GENERATION X WORKERSThere are likely multiple generations working for your small business. By taking the time to understand their unique needs, you can reduce employee turnover. Structuring your policies and procedures and even your compensation could help you retain all of the generations—especially Generation X.

Who are Generation X Workers?

Generation X employees were born between 1965 and 1980, and total about 45 million people in the U.S. Your Generation X workers will be responsible for managing your staff after the Baby Boomers have retired.

Leverage Their Strengths

Generation X was raised on computers, so they prefer virtual work environments. They generally don’t like working extra hours, but they will do what is required of them during regular working hours and always strive to meet their deadlines.

Formalities and rules don’t apply much with Generation X workers—in fact, if you have too many rules you may find your Generation X employees unsatisfied with their jobs. If the rules you have in place make it difficult for Generation X workers to complete their tasks by their assigned deadline, they may start looking for new employment.

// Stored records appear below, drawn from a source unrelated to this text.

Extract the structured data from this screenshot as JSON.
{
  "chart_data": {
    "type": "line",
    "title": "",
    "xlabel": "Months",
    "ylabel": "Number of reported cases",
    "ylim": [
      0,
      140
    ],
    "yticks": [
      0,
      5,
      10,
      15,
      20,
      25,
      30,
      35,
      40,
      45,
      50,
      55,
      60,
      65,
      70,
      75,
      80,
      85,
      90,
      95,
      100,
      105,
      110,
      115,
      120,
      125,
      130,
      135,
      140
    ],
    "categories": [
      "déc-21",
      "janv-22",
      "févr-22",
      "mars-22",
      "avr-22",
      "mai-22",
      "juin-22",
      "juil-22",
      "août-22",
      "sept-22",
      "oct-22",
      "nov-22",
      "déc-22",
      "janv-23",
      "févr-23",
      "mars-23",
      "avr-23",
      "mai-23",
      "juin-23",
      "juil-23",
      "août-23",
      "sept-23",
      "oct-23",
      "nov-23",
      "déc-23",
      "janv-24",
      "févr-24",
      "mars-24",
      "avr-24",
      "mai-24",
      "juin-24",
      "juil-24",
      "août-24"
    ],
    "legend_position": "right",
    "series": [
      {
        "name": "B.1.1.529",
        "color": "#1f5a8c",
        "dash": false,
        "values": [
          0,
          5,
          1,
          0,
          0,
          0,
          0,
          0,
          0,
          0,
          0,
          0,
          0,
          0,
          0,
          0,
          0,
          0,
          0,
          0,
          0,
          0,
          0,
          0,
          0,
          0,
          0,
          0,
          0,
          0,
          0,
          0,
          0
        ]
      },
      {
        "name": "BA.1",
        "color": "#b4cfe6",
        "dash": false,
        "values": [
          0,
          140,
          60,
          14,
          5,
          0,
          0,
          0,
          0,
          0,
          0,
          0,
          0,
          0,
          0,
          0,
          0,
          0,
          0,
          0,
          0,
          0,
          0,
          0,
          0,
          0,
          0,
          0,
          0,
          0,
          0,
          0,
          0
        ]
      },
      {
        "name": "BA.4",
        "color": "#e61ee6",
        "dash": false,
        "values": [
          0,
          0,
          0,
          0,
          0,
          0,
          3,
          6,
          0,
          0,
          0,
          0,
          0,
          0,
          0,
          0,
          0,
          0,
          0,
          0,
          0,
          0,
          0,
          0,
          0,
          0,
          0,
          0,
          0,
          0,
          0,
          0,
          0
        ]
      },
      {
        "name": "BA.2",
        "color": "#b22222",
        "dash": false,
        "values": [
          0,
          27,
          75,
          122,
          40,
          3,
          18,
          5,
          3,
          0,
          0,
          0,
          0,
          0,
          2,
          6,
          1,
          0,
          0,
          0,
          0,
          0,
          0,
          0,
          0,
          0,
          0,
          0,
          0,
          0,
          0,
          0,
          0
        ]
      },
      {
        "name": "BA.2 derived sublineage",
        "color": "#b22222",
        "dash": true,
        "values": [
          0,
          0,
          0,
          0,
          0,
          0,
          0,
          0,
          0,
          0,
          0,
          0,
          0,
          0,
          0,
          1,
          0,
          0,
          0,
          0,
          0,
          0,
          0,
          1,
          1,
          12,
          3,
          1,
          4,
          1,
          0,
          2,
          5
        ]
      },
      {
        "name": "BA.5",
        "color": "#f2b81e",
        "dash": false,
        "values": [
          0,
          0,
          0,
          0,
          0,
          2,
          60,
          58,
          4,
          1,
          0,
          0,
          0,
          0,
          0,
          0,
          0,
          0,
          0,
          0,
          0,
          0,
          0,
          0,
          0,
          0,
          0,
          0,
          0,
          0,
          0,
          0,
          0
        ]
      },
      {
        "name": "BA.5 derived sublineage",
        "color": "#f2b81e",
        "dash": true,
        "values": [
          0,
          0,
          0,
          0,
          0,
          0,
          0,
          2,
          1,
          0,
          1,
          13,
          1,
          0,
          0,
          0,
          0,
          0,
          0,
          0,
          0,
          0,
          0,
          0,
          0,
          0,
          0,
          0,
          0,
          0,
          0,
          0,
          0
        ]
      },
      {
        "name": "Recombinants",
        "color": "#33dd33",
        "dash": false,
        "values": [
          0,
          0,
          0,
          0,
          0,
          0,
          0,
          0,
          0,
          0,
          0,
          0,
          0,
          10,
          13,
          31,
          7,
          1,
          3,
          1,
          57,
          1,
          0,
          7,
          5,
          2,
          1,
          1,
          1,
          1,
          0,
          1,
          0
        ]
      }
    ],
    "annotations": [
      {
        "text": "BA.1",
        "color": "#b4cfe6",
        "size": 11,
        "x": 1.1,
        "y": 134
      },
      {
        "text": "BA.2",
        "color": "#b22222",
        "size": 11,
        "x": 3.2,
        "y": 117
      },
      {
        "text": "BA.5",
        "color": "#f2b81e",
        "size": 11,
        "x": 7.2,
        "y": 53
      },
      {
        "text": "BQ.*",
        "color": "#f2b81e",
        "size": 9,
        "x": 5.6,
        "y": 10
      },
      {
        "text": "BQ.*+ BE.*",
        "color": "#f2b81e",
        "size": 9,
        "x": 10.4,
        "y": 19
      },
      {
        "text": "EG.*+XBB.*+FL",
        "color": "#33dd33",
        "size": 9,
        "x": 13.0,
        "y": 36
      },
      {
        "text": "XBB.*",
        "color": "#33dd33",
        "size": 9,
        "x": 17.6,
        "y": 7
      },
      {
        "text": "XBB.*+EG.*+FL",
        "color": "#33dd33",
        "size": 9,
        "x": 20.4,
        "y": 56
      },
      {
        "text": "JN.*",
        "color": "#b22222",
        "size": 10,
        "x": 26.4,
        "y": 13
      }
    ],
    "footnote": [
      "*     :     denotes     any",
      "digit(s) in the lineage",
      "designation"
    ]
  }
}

But Generation X workers are very good multitaskers. They prefer a work environment that fosters growth and learning, and they thrive on change. Traditions typically don’t go over well with Generation X employees, and they are always looking for faster, better ways to complete tasks.

How to Reward Generation X Employees

The rewards your average Generation X employee wants are much different than Baby Boomers or even Millennials. They prefer salary increases as opposed to stock options or the idea that they could be promoted in the future.

Generation X employees also respect their independence and work-life, meaning they don’t like to blend the two together. They need time off to spend with loved ones and enjoy non-work interests, which they view as a reward.

A Few Things You Can Do to Please Generation X Workers

  • Give them variety: Generation X employees get bored quickly, so you can help change it up by offering flexible schedules, less corporate-like structures, and even an opportunity to collaborate with management staff.
  • Collaborative work: The average Generation X worker appreciates collaboration and thrives in groups. They are natural relationship-builders, and they would prefer to have a say in new policies and procedures before they’re implemented.
  • Communication: As long as you remain open with your Generation X staff, they will be happy. Transparency is key for Generation X workers. If they feel like they’re being left out or they don’t know what is going on with the company, they are more likely to move on to another job.

Generation X workers are going to take over management positions in your small business very soon (if they haven’t already). Therefore, you want to make adjustments so that they’re happy and willing to stay with your business as management roles open up.